Já o não sacrifiquei à voragem benigna da reciclagem. Guardei-o no bornal,
cheguei à pastelaria, botei café a ferver para a entranha e fumei como quem
nunca há-de morrer a tossir. Tinha ante mim um dilema aparentemente fácil de
solver: Virgílio ou o pasquinzito das escandaleiras
inocentes-até-trânsito-em-julgado? Fraco, vim por estas. Virgílio, sendo
eterno, podia bem esperar um bocadito. Lixei-me. Passei o mor e o melhor da
matina a tresler, primeiro, e a sublinhar a fluorescente, depois, o coiso
achado no chão. Entradas alfabéticas: Azul
(Saco), Bataglia (Hélder), Bava (Zeinal), Espírito Santo (Família), Granadeiro
(Henrique), Loureiro (Dias), Salgado (Ricardo), Silva (Carlos Santos), Sócrates
(José), Veiga (José) e Vicente
(Manuel). [Nota relevantíssima: este rol nada tem a ver com as “embalagens prateadas” nem com os “gongos dourados” do paleio figurado do ponto 1. desta crónica. Cuidado com isso, que não tenho dinheiro para
prestidigitadores da vara.] Só que,
assim de fulminante repente qual trombose terminal, zás! e zinga! – a
Agricultura outra vez.
5. Sim. Ela toda. Foi quando lia o item relativo ao Granadeiro. O
Granadeiro, sim, que terá preferido enriquecer
a ser Henrique. Foi na pág.ª 7: “[…] Ricardo Salgado (…)
classificou Henrique Granadeiro como um dos grandes sábios portugueses na área
agrícola.” É que nem para mais nem por
menos: Grande. Sábio. E agrícola. Chiça!
Quem? O Henrique? Parece que sim. Parece que sumo mestre de herdades de
comportas, fábricas de arrozes, herdades vinícolas, marcas de vinhos capazes de
vales de ricos homens e de tapadas de barões. Tudo coisas, hoje, de arresto
judicial, infelizmente, mas parece que antes de cornucópica, ou pandórica,
maravilha. Fiquei de boca artilhada na quarta vogal.
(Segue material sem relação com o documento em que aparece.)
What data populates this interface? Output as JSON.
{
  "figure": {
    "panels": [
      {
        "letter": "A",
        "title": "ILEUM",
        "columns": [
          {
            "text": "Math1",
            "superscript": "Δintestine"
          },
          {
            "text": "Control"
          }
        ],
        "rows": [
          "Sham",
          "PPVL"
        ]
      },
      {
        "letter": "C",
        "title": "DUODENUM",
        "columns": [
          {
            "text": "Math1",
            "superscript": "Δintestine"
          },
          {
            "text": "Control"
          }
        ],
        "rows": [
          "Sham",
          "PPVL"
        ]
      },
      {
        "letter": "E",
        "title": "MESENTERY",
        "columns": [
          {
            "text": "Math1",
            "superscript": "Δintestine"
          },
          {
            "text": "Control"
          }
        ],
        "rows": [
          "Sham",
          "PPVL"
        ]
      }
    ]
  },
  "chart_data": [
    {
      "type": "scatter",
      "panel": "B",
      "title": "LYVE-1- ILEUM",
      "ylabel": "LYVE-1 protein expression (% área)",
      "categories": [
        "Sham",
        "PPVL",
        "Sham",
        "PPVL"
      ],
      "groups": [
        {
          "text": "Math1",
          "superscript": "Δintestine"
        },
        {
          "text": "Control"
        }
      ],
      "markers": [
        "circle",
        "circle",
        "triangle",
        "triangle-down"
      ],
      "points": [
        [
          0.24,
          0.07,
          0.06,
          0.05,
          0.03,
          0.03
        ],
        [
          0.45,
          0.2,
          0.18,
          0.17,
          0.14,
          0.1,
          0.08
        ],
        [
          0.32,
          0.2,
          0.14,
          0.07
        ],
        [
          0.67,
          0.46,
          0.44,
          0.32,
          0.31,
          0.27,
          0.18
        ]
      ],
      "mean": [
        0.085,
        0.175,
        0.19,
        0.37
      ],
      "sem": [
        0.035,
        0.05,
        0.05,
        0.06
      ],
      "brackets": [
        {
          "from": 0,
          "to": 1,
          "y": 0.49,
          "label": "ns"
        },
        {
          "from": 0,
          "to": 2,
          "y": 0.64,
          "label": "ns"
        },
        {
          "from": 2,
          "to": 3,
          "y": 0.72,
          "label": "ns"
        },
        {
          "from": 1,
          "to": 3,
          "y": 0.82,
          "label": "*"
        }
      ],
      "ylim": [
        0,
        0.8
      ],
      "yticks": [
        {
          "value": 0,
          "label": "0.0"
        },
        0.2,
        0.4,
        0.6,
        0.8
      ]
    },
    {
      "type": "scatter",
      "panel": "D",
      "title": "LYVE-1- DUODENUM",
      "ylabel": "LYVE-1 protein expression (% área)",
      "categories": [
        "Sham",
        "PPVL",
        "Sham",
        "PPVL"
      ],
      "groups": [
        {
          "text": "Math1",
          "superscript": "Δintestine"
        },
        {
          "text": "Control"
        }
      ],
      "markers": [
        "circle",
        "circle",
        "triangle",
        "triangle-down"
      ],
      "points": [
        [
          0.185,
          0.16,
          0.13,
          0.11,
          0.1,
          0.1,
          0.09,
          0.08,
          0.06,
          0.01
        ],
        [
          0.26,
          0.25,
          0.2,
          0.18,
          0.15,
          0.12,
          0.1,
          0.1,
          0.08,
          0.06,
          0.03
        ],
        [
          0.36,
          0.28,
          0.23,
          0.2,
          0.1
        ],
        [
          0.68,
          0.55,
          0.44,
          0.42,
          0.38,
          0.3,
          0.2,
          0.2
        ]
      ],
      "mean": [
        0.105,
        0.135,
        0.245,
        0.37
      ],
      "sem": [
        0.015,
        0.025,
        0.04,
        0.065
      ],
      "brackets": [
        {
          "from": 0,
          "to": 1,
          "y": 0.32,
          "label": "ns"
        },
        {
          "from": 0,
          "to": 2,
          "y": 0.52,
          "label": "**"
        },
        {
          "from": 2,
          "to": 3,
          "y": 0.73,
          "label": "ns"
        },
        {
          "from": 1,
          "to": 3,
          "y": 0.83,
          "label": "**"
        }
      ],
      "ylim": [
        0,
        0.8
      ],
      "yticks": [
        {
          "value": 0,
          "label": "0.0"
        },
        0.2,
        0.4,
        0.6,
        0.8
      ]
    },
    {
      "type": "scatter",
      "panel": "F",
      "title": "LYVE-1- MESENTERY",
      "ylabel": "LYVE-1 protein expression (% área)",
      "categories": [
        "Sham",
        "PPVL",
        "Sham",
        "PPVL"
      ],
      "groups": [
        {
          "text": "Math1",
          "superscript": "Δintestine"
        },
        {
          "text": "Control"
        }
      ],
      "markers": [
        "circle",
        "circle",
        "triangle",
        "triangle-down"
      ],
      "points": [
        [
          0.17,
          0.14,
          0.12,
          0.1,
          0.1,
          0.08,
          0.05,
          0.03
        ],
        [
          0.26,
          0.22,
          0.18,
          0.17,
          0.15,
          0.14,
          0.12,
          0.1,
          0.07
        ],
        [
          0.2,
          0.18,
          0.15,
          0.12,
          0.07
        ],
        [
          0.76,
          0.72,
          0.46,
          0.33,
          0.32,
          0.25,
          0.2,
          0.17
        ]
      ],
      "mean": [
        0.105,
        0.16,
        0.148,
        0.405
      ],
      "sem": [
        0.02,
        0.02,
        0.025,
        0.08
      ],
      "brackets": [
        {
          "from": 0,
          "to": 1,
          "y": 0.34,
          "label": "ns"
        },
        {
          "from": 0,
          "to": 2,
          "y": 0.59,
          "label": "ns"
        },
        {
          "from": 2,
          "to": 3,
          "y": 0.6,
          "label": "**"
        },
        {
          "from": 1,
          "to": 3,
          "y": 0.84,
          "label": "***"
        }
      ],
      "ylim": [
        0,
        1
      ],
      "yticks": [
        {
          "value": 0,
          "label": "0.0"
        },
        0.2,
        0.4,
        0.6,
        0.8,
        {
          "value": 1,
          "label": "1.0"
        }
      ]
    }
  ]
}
Então e o meu Virgílio
ganadeiro ao pé deste Granadeiro épico também? Que desgraçado cotejo me o
decepava ali cerce? Calma. Lembrei-me a tempíssimo do resgate. Bucólica Primeira, ali onde, ao pastor
Títiro, o colega Melibeu fala pela vez segunda: “Não te invejo, me espanto, pois que tudo/pelo campo é desordem. De que
modo!/Eu próprio, já doente, a estas cabras/empurro para a frente e à que tu
vês/como custa puxá-la, pois que gémeos/pariu por uma moita e aos dois
coitados/os teve de deixar em pedregulhos,/ó perdida esperança do rebanho!”.
6. Sim. Perdida. Digo: a esperança. O
rebanho soma, que se não some, e segue, que de borla curral lhe damos. Até
trânsito em (jul)gado. Diz a abelhinha.